The paper tackles the problem of constructing prediction sets with valid coverage under covariate shift in high-dimensional data, such as images, by introducing the LR-QR algorithm, which achieves coverage at the desired level with a small controllable error and outperforms existing methods on tasks including regression, image classification, and LLM question-answering.

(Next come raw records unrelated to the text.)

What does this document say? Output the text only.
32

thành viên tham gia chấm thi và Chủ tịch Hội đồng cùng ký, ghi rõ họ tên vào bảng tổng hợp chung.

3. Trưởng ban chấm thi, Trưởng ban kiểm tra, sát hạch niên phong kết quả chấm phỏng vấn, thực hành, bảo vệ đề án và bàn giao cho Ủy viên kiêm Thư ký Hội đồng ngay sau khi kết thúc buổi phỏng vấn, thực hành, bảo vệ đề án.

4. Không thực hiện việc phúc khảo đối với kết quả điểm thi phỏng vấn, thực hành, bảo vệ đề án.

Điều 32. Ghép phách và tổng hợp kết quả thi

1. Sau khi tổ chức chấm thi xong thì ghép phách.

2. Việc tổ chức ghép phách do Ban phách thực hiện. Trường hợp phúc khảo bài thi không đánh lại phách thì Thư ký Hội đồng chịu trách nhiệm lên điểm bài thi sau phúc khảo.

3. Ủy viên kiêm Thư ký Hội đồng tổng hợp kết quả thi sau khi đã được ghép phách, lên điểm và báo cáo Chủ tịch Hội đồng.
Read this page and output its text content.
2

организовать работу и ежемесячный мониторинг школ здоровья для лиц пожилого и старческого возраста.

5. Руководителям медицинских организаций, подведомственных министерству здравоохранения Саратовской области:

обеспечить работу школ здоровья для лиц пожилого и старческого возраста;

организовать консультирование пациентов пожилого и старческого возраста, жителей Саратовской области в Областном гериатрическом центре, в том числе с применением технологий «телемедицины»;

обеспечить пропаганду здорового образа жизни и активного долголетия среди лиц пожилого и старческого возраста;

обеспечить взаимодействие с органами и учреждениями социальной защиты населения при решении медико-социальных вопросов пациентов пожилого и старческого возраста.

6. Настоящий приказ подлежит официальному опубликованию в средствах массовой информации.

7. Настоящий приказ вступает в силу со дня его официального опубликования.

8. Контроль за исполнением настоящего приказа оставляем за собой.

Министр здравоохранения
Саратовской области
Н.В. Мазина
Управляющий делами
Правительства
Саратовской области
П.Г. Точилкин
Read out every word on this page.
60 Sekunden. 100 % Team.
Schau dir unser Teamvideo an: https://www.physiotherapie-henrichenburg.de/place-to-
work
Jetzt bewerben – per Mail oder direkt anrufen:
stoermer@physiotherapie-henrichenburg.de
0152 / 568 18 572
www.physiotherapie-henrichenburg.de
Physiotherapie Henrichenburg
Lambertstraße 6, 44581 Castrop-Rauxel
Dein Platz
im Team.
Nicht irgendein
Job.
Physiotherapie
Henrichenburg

We consider the problem of conformal prediction under covariate shift. Given labeled data from a source domain and unlabeled data from a covariate shifted target domain, we seek to construct prediction sets with valid marginal coverage in the target domain. Most existing methods require estimating the unknown likelihood ratio function, which can be prohibitive for high-dimensional data such as images. To address this challenge, we introduce the likelihood ratio regularized quantile regression (LR-QR) algorithm, which combines the pinball loss with a novel choice of regularization in order to construct a threshold function without directly estimating the unknown likelihood ratio. We show that the LR-QR method has coverage at the desired level in the target domain, up to a small error term that we can control. Our proofs draw on a novel analysis of coverage via stability bounds from learning theory. Our experiments demonstrate that the LR-QR algorithm outperforms existing methods on high-dimensional prediction tasks, including a regression task for the Communities and Crime dataset, an image classification task from the WILDS repository, and an LLM question-answering task on the MMLU benchmark.